As Paul states, without more information, it is hard to give advice without assumptions.
With 10-20 variables and expensive function evaluations, the tendency is to recommend derivative-free optimization algorithms. I am going to disagree strongly with Paul's advice: you generally need a machine-precision gradient unless you're using some sort of special method (for instance, stochastic gradient descent in machine learning will exploit the form of the objective to come up with reasonable gradient estimates).
Each quasi-Newton step is going to be of the form:
\begin{align}
\tilde{H}(x_{k})d_{k} = -\nabla{f}(x_{k}),
\end{align}
where $\tilde{H}$ is some approximation of the Hessian matrix, $d_{k}$ is the search direction, $x_{k}$ is the value of the decision variables at the current iterate, $f$ is your objective function, and $\nabla{f}$ is the gradient of your objective, and the decision variables are updated like $x_{k+1} = x_{k} + \alpha_{k}d_{k}$, where $\alpha_{k}$ is a step size determined in some fashion (like a line search). You can get away with approximating the Hessian in certain ways and your iterations will converge, although if you use something like finite difference approximations of the Hessian via exact gradients, you might suffer from issues due to ill-conditioning. Typically, the Hessian is approximated using the gradient (for instance, BFGS type methods with rank-1 updates to the Hessian).

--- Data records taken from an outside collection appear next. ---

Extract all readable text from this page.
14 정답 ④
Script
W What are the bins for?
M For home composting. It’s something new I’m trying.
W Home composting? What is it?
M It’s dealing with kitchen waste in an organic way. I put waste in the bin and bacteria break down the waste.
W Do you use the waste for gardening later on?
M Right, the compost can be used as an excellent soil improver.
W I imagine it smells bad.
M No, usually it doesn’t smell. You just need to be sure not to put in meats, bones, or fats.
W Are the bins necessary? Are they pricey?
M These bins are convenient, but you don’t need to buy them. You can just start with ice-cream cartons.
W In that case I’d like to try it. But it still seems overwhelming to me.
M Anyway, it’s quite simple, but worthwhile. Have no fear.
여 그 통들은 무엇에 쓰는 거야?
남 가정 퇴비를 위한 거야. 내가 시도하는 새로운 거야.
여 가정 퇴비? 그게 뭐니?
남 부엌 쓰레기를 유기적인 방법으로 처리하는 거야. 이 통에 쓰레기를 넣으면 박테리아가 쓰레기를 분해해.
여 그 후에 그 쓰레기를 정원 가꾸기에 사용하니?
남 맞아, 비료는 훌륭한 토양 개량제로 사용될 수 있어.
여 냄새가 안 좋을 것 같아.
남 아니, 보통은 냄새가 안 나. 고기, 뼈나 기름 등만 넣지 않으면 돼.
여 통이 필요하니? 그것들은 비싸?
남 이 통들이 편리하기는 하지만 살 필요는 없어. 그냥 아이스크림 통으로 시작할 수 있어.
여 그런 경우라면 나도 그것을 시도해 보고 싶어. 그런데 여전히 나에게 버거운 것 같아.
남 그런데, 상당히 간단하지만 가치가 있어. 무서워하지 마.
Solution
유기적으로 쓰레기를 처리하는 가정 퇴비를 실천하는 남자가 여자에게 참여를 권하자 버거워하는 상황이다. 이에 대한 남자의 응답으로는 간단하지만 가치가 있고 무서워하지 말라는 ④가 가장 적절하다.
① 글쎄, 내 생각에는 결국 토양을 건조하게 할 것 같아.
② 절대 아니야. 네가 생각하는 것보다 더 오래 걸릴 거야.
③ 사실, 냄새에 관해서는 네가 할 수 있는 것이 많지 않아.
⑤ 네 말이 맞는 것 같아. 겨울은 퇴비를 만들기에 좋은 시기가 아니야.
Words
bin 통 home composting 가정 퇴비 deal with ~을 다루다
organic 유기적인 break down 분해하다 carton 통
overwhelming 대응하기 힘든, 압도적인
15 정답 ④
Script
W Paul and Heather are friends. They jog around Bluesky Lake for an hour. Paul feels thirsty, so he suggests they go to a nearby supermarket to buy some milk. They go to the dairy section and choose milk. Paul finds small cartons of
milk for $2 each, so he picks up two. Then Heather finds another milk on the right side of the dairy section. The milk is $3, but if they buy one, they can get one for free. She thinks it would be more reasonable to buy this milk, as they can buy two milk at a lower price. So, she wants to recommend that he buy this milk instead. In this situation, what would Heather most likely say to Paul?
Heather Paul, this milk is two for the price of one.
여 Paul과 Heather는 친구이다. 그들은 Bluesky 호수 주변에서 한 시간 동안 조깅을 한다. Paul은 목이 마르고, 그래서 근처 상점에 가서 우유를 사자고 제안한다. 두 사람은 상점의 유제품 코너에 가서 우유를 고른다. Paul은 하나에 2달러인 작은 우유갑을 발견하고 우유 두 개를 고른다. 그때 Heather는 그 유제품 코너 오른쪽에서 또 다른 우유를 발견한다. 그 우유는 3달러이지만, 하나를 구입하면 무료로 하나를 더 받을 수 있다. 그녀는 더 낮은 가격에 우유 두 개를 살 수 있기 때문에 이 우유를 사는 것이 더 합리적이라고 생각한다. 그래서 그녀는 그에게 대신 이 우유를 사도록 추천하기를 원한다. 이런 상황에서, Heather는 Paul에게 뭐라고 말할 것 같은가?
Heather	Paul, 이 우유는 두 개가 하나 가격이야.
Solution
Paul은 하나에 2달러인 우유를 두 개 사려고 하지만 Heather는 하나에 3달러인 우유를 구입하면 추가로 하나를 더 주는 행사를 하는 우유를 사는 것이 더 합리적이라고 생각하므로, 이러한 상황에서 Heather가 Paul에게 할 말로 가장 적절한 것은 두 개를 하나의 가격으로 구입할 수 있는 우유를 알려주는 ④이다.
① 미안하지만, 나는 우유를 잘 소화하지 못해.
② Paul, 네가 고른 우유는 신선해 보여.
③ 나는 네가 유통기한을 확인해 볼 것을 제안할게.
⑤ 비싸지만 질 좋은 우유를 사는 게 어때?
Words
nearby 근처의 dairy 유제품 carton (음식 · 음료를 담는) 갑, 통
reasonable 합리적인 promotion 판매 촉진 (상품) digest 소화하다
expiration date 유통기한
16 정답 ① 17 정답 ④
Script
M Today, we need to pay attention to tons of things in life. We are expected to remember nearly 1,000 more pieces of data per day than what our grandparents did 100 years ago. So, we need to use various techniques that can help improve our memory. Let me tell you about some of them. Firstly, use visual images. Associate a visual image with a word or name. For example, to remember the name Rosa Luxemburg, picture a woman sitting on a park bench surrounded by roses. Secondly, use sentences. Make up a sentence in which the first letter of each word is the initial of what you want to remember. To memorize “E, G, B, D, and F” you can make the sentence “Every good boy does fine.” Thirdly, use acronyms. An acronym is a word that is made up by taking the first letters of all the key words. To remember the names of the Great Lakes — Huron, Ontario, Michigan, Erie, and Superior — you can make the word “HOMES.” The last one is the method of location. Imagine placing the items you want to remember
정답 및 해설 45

Approximating the Hessian and the gradient both via finite differences is a bad idea for a number of reasons:
- you're going to have error in the gradient, so the quasi-Newton method you're applying is akin to finding the root of a noisy function
- if function evaluations are expensive and you're trying to evaluate a gradient with respect to $N$ variables, it's going to cost you $N$ function evaluations per iteration
- if you have error in the gradient, you're going to have more error in your Hessian, which is a big problem in terms of the conditioning of the linear system
- ...and it's going to cost you $N^{2}$ function evaluations per iteration
So to get one bad iteration of quasi-Newton, you're doing something like up to 420 function evaluations at 30 minutes per evaluation, which means you're either going to be waiting a while for each iteration, or you're going to need a big cluster just for the function evaluations. The actual linear solves are going to be of 20 by 20 matrices (at most!), so there's no reason to parallelize those. If you can get gradient information by, for instance, solving an adjoint problem, then it might be more worthwhile, in which case, it might be worth looking at a book like Nocedal & Wright.
If you're going to do a lot of function evaluations in parallel, you should look instead at surrogate modeling approaches or at generating set search methods before considering quasi-Newton approaches. The classic review articles are the one by Rios and Sahinidis on derivative-free methods, which was published in 2012 and provides a really good, broad comparison; the benchmarking article by More and Wild from 2009; the 2009 textbook "Introduction to Derivative-Free Optimization" by Conn, Scheinberg, and Vicente; and the review article on generating set search methods by Kolda, Lewis, and Torczon from 2003.
As linked above, the DAKOTA software package will implement some of those methods, and so will NLOPT, which implements DIRECT, and a few of Powell's surrogate modeling methods. You might also take a look at MCS; it's written in MATLAB, but maybe you can port the MATLAB implementation to the language of your choice. DAKOTA's essentially a collection of scripts you can use to run your expensive simulation and collect data for optimization algorithms, and NLOPT has interfaces in a large number of languages, so choice of programming language shouldn't be a huge issue in using either software package; DAKOTA does take a while to learn, though, and has a massive amount of documentation to sift through.